Verdrehtes Licht: Physiker haben einen bisher nur theoretisch vorhergesagten Effekt in einem optischen Möbiusband nachgewiesen – einem in sich verdrehten Ring aus Licht. Durch Resonanzeffekte entsteht demnach in einem solchen Möbiusband eine zusätzliche Wellenphase, die sogenannte Berry-Phase, begleitet von einer elliptischen Polarisation des Lichts. Wie das Team herausfand, lassen sich diese Eigenheiten gezielt beeinflussen, was den Effekt für die Quantenoptik nutzbar machen könnte.

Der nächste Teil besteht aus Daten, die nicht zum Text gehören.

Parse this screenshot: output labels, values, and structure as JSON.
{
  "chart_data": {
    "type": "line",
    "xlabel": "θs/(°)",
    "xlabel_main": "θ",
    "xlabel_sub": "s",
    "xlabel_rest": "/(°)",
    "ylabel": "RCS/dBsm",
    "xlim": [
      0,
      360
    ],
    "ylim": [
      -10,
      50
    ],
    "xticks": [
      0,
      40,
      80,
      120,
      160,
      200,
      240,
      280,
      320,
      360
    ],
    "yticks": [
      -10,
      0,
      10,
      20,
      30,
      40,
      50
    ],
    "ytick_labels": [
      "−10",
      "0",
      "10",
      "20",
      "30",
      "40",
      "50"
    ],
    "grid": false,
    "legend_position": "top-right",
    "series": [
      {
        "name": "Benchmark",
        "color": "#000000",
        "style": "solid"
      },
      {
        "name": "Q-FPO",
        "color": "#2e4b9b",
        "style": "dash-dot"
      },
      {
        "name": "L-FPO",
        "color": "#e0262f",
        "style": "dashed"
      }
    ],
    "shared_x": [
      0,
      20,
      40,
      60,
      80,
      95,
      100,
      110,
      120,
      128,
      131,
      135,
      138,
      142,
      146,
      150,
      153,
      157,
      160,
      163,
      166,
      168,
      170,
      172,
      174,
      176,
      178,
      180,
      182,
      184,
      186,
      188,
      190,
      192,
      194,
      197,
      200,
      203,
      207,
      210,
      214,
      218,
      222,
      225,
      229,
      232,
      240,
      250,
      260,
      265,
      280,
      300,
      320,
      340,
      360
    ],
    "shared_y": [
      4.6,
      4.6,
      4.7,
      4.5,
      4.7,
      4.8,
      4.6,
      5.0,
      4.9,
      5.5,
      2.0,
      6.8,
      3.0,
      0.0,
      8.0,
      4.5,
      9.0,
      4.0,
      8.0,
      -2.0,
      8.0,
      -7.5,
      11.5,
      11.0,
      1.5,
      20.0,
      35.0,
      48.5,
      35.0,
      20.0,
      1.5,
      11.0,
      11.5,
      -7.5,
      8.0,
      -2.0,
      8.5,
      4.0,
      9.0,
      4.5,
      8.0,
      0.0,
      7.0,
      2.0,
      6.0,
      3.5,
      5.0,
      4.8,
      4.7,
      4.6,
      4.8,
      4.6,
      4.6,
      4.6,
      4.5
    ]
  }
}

Ein Möbiusband entsteht beispielsweise, wenn man die Enden eines Papierstreifens um 180 Grad gegeneinander verdreht und wieder miteinander verbindet. Auf den ersten Blick sieht dieses Band ganz normal aus, doch es besitzt nur eine Oberfläche und eine Kante, die Innenseite geht in die Außenseite über. Diese besondere topologische Eigenschaft macht das Möbiusband zu einem mathematisch und künstlerisch spannenden Objekt, aber auch praktisch anwendbar, beispielsweise als Antriebsriemen, um beide Seiten des Riemens gleichmäßig abzunutzen.
Möbiusband aus Licht
Möbiusbänder lassen sich aber auch aus Licht erzeugen, unter anderem durch spezielle, ringförmige Wellenleiter, deren Umfang genau einem Vielfachen der Lichtwellenlänge entspricht. Es kommt dann zu einer Resonanz, durch die die Phasen und die Polarisationsrichtung des Lichts so verschoben und gedreht werden, dass sie ein Möbiusband bilden. Der Strahl muss dabei zwei volle Umrundungen vollführen, bevor er wieder seine Anfangskonfiguration erreicht.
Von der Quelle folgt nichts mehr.